It is time to reconsider the past and assess a forecast for the future. The forecasts we make concern the geopolitical system. They are focused on nations. Our forecast that there would be a Russian attack westward has been fulfilled. Our forecast of a period of extreme tension and economic problems in the United States is in the process of being fulfilled. Poland has emerged a significant, though not yet great, power. We have thus far been wrong on Turkey’s emergence but not on Japan’s emergence, and the demographic crisis has happened. There were more forecasts scattered throughout our work, and I am reasonably pleased. We will issue a complete report on that, but right now I want to start on the next forecast, and that means looking back at my first book.
Last week, I wrote an article reflecting on our past. The heart of this article was that we are not a news organization but an intelligence organization. The job of an intelligence organization is not, in my mind, to steal deep secrets but to understand the meaning of what is right in front of you and predict what will come. It is now time to start forecasting the deep future, from roughly the middle of this century to the end. My first major forecast was published in 1996 and written over the prior five years. The forecasts are still operational today, so my ambition is not absurd but merely doubtful. I craft forecasts by writing books. Books give me space to think broadly and time to think about what is going on. What emerges takes little space, a line on what is coming. But it is my books, of which there are five that are the worktable of forecasting, that Geopolitical Futures uses to explain what is happening.
The first step in forecasting is to look at past forecasts and evaluate and criticize them. I will therefore begin a consideration of the future by rereading my books.
I would like to share this process with our subscribers, to give myself another set of critics and to give you a sense of the method I use. I will also lay out the method as I see it for doing this.
The five books contain core forecasts. Each week I will extract and evaluate what I believe are the most important forecasts from one book and share those with you. After about five weeks we will summarize these forecasts, and then spend a couple of weeks talking about our method and how to adjust it – sometimes in emails, sometimes in ClubGPF discussions.
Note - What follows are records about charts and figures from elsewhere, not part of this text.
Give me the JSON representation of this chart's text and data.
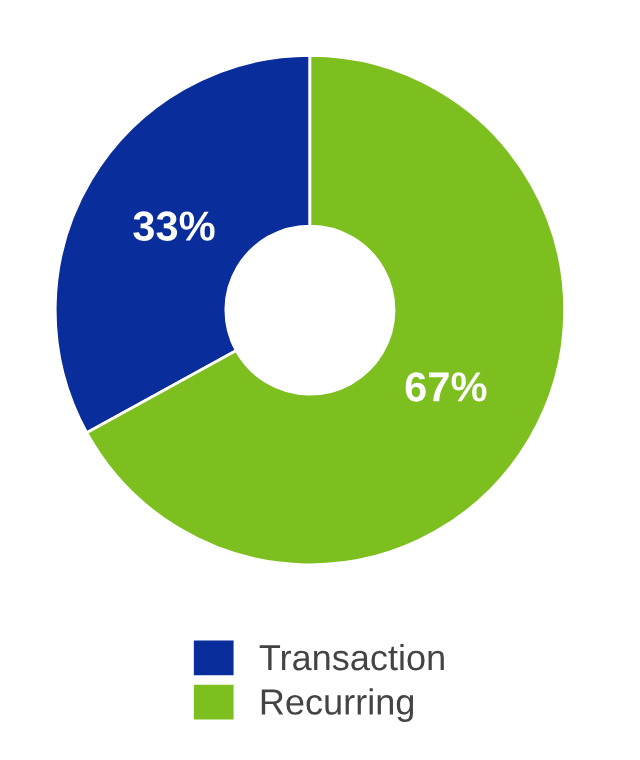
{
  "chart_data": {
    "type": "donut",
    "categories": [
      "Transaction",
      "Recurring"
    ],
    "values": [
      33,
      67
    ],
    "colors": [
      "#0a2d9c",
      "#7cbf1e"
    ],
    "value_labels": [
      "33%",
      "67%"
    ],
    "legend": "bottom"
  }
}
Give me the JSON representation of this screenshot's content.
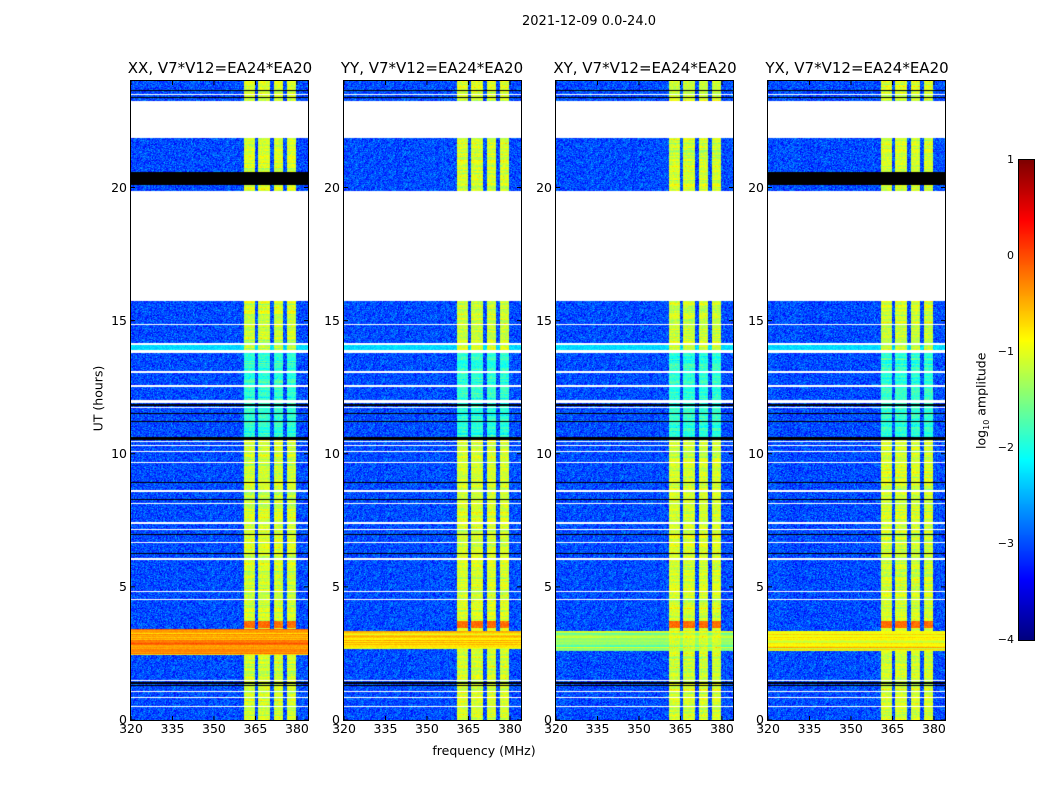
{
  "chart_data": {
    "type": "heatmap",
    "title": "2021-12-09 0.0-24.0",
    "xlabel": "frequency (MHz)",
    "ylabel": "UT (hours)",
    "xlim": [
      320,
      384
    ],
    "ylim": [
      0,
      24
    ],
    "xticks": [
      320,
      335,
      350,
      365,
      380
    ],
    "yticks": [
      0,
      5,
      10,
      15,
      20
    ],
    "colormap": "jet",
    "colorbar": {
      "label_main": "log",
      "label_sub": "10",
      "label_rest": " amplitude",
      "range": [
        -4,
        1
      ],
      "ticks": [
        1,
        0,
        -1,
        -2,
        -3,
        -4
      ],
      "tick_labels": [
        "1",
        "0",
        "−1",
        "−2",
        "−3",
        "−4"
      ]
    },
    "background_level": -3.0,
    "subbands_mhz": [
      [
        360.4,
        365.1
      ],
      [
        365.8,
        370.5
      ],
      [
        371.3,
        375.3
      ],
      [
        376.0,
        380.0
      ]
    ],
    "subband_level": -1.1,
    "subband_dim_hours": [
      10.6,
      13.8
    ],
    "subband_dim_level": -1.9,
    "subband_peak_hours": [
      3.45,
      3.7
    ],
    "subband_peak_level": -0.15,
    "flagged_hours_white": [
      [
        21.85,
        23.25
      ],
      [
        15.72,
        19.85
      ],
      [
        14.83,
        14.88
      ],
      [
        14.1,
        14.15
      ],
      [
        13.8,
        13.9
      ],
      [
        13.05,
        13.09
      ],
      [
        12.52,
        12.58
      ],
      [
        11.92,
        12.0
      ],
      [
        11.7,
        11.74
      ],
      [
        10.44,
        10.48
      ],
      [
        10.28,
        10.31
      ],
      [
        10.08,
        10.11
      ],
      [
        9.64,
        9.68
      ],
      [
        8.56,
        8.64
      ],
      [
        8.1,
        8.14
      ],
      [
        7.38,
        7.42
      ],
      [
        7.15,
        7.19
      ],
      [
        6.65,
        6.69
      ],
      [
        6.02,
        6.1
      ],
      [
        4.82,
        4.86
      ],
      [
        4.52,
        4.56
      ],
      [
        1.48,
        1.52
      ],
      [
        1.04,
        1.09
      ],
      [
        0.84,
        0.88
      ],
      [
        0.5,
        0.54
      ],
      [
        23.48,
        23.52
      ]
    ],
    "zero_hours_black": [
      [
        23.62,
        23.68
      ],
      [
        23.35,
        23.4
      ],
      [
        11.81,
        11.85
      ],
      [
        11.48,
        11.52
      ],
      [
        11.18,
        11.22
      ],
      [
        10.5,
        10.62
      ],
      [
        8.89,
        8.93
      ],
      [
        8.26,
        8.3
      ],
      [
        6.95,
        6.99
      ],
      [
        6.23,
        6.27
      ],
      [
        1.37,
        1.41
      ],
      [
        1.29,
        1.33
      ]
    ],
    "panels": [
      {
        "title": "XX, V7*V12=EA24*EA20",
        "rfi_hours": [
          2.45,
          3.4
        ],
        "rfi_level": -0.35,
        "black_band_hours": [
          20.1,
          20.6
        ]
      },
      {
        "title": "YY, V7*V12=EA24*EA20",
        "rfi_hours": [
          2.65,
          3.35
        ],
        "rfi_level": -0.6,
        "black_band_hours": null
      },
      {
        "title": "XY, V7*V12=EA24*EA20",
        "rfi_hours": [
          2.6,
          3.35
        ],
        "rfi_level": -1.4,
        "black_band_hours": null
      },
      {
        "title": "YX, V7*V12=EA24*EA20",
        "rfi_hours": [
          2.6,
          3.35
        ],
        "rfi_level": -0.9,
        "black_band_hours": [
          20.1,
          20.6
        ]
      }
    ]
  }
}
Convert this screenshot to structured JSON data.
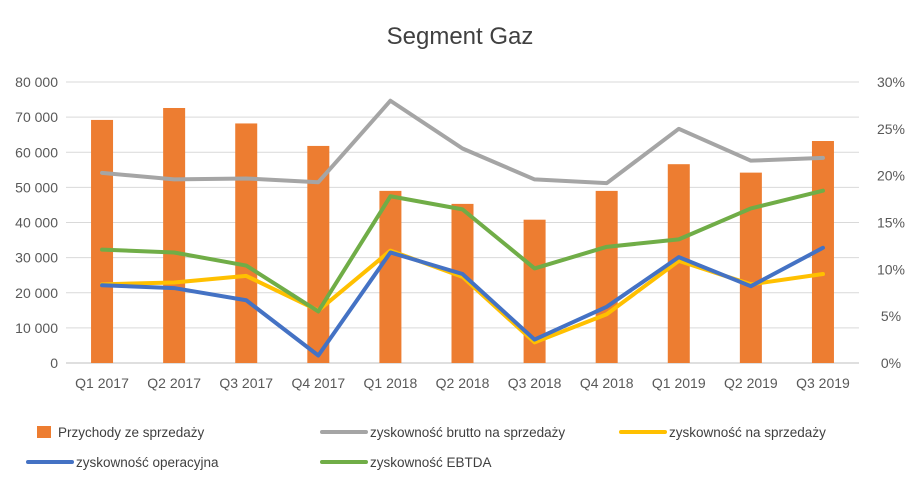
{
  "chart_data": {
    "type": "bar",
    "title": "Segment Gaz",
    "categories": [
      "Q1 2017",
      "Q2 2017",
      "Q3 2017",
      "Q4 2017",
      "Q1 2018",
      "Q2 2018",
      "Q3 2018",
      "Q4 2018",
      "Q1 2019",
      "Q2 2019",
      "Q3 2019"
    ],
    "left_axis": {
      "ylim": [
        0,
        80000
      ],
      "ticks": [
        0,
        10000,
        20000,
        30000,
        40000,
        50000,
        60000,
        70000,
        80000
      ],
      "tick_labels": [
        "0",
        "10 000",
        "20 000",
        "30 000",
        "40 000",
        "50 000",
        "60 000",
        "70 000",
        "80 000"
      ]
    },
    "right_axis": {
      "ylim": [
        0,
        30
      ],
      "ticks": [
        0,
        5,
        10,
        15,
        20,
        25,
        30
      ],
      "tick_labels": [
        "0%",
        "5%",
        "10%",
        "15%",
        "20%",
        "25%",
        "30%"
      ]
    },
    "grid": true,
    "legend_position": "bottom",
    "series": [
      {
        "name": "Przychody ze sprzedaży",
        "type": "bar",
        "axis": "left",
        "color": "#ED7D31",
        "values": [
          69200,
          72600,
          68200,
          61800,
          49000,
          45300,
          40800,
          49000,
          56600,
          54200,
          63200
        ]
      },
      {
        "name": "zyskowność brutto na sprzedaży",
        "type": "line",
        "axis": "right",
        "color": "#A5A5A5",
        "values": [
          20.3,
          19.6,
          19.7,
          19.3,
          28.0,
          22.9,
          19.6,
          19.2,
          25.0,
          21.6,
          21.9
        ]
      },
      {
        "name": "zyskowność na sprzedaży",
        "type": "line",
        "axis": "right",
        "color": "#FFC000",
        "values": [
          8.4,
          8.6,
          9.3,
          5.6,
          12.0,
          9.2,
          2.2,
          5.2,
          10.9,
          8.4,
          9.5
        ]
      },
      {
        "name": "zyskowność operacyjna",
        "type": "line",
        "axis": "right",
        "color": "#4472C4",
        "values": [
          8.3,
          8.0,
          6.7,
          0.8,
          11.8,
          9.5,
          2.5,
          6.0,
          11.3,
          8.2,
          12.3
        ]
      },
      {
        "name": "zyskowność EBTDA",
        "type": "line",
        "axis": "right",
        "color": "#70AD47",
        "values": [
          12.1,
          11.8,
          10.4,
          5.5,
          17.8,
          16.4,
          10.1,
          12.4,
          13.2,
          16.5,
          18.4
        ]
      }
    ]
  }
}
Then, approximately two months after beginning this process, we will turn to forecasting the future. Again. Feel free to hit the delete button if this is not of interest to you. But I’d enjoy your company on this ride if you care to join me. Obviously, I will continue to do my day job: analyzing geopolitics. But it is time to key in on our vital job, which is developing geopolitical futures.
“The Future of War” was the book that began my forecasting process, although I didn’t know it at that time. “The Future of War” was published in 1996, but we started writing it in 1992. It is the book I am proudest of, both as my firstborn and as the work responsible for my most cherished professional moment.
“The Future of War” pivoted on two events. One was the collapse of the Soviet Union. The other was Operation Desert Storm. The geopolitical conclusion I drew was that “The 21st century is the American century.”
Many at the time made the argument that the fall of the Soviet Union would dramatically reduce hostile competition among nations, so my view was seen by many as primitive thinking. Most important, I both dismissed the idea that the Soviet Union’s fall meant an era of peace and affirmed that the U.S. would dominate the world. It was one or the other.
I think this first forecast was accurate, but the problem is that so much was left out. For example, there is nothing about economics or other parts of geopolitics that emerged in my work over the coming years. My focus in this first book was on forecasting war. The book contains various forecasts on the use of weapons in the future with many technical details. It was also my first hint that I might have a future in this racket. In response to this book, I received two reviews, featured on the cover:
“Revolution in modern warfare is upon us. George and Meredith Friedman have provided us an important insight into many of the critical elements of that revolution and their possible implications. There are no answers, but there is one certainty. It is in America’s national interest to have the debate about where technology is taking us and to then resolutely put policies, doctrine, and budgets in place to protect our country. This book is an important element in that debate. I strongly recommend it.” – Adm. Bill Owens, Ret. Vice Chairman of the Joint Chiefs of Staff
And
“We will be hearing a great deal more about this book as time goes on. It is one of those rare watershed documents in a class with the works of Guilio Douhet, B.H. Liddell Hart and Herman Kahn. It is a benchmark piece of work. Competitors and critics alike will find themselves obliged to deal with it one way or another.” – Maj. Gen. Edward B. Atkeson, Army Magazine
I know that it’s bad manners to brag and I try not to. In remembering and writing about “The Future of War,” I was compelled to sin. Forgive me. But my real interest was how the wars I foresaw would reshape geopolitics. And that was a different place to be.